Another way parents provoke their children is by not preparing them for obedience. Good parents should think of their role like good coaches. Your children should know that you are on their team (refer back to the “Garden of Yes”), and they should know that obedience to God is the way of life, joy, adventure, and blessing. So practice obedience regularly. Practice the “plays” – the commands and responses, that they will need before church, shopping, birthday parties, house guests, etc. Practicing obedience with lots of positive reinforcements and praise is positive discipline.
THE ROD OF LOVE
The Bible also clearly teaches that painful negative discipline is required of loving parents. “For whom the Lord loveth he chasteneth, and scourgeth every son whom he receiveth… But if ye be without chastisement, whereof all are partakers, then are ye bastards, and not sons” (Heb. 12:6, 8). Failure to discipline children is slow motion disowning. Discipline communicates love and belonging: “Whoever spares the rod hates his son, but he who loves him is diligent to discipline him” (Prov. 13:24). “Folly is bound up in the heart of a child, but the rod of discipline drives it far from him” (Prov. 22:15). Sometimes parents are stumped about how to get through to a child, how to get to his heart: “Do not withhold discipline from a child; if you strike him with a rod, he will not die. If you strike him with the rod, you will save his soul from Sheol” (Prov. 23:13-14). Notice too that the Bible anticipates the objection that physical discipline will harm a child. Loving discipline does just the opposite: it saves a child from far greater harm. Remember, the goal is to win your child back into fellowship. And this means that the gospel, forgiveness, reconciliation, and restitution need to be regular parts of discipline.

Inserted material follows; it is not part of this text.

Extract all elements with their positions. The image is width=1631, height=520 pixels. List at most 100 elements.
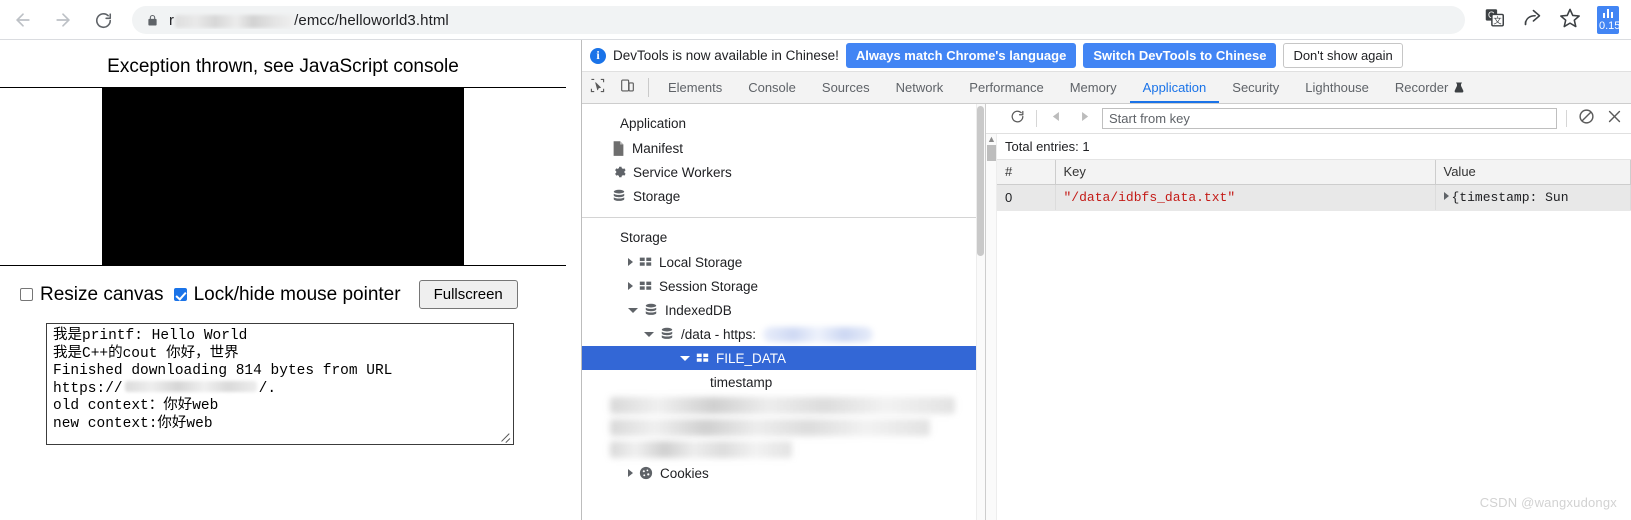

BOYS & GIRLS ARE DIFFERENT (PT. 1)
Over the next couple of weeks, we will return to this point, but it really needs to be underlined here. From conception God has impressed His glorious image in every human being in the shape of male or female. Many well-meaning Christians have largely neglected this until adolescence and the further down the drain our culture has decomposed, the less children are prepared. You should be thinking about preparing and protecting your children from sexual folly, sin, predators, and confusion from jump. Encourage young girls to embrace their femininity, being lady-like, enjoying beauty, homemaking, and practicing for motherhood. Encourage young boys to embrace their masculinity, being gentlemen, working hard, being tough, and practicing to be leaders, husbands, and fathers. Don’t panic if they express some different desires, but cheerfully tell them what it means that God made them male/female in His image.
CONCLUSION
Remember that God takes us where we are, not where we should have been. In Jesus Christ, there is now a way back into the Garden, back into fellowship with God and one another. If you have sinned and failed, confess your sins, and get back into fellowship, get back into the light. Christian obedience flows from this grace. Because we are sons, we get to serve our King.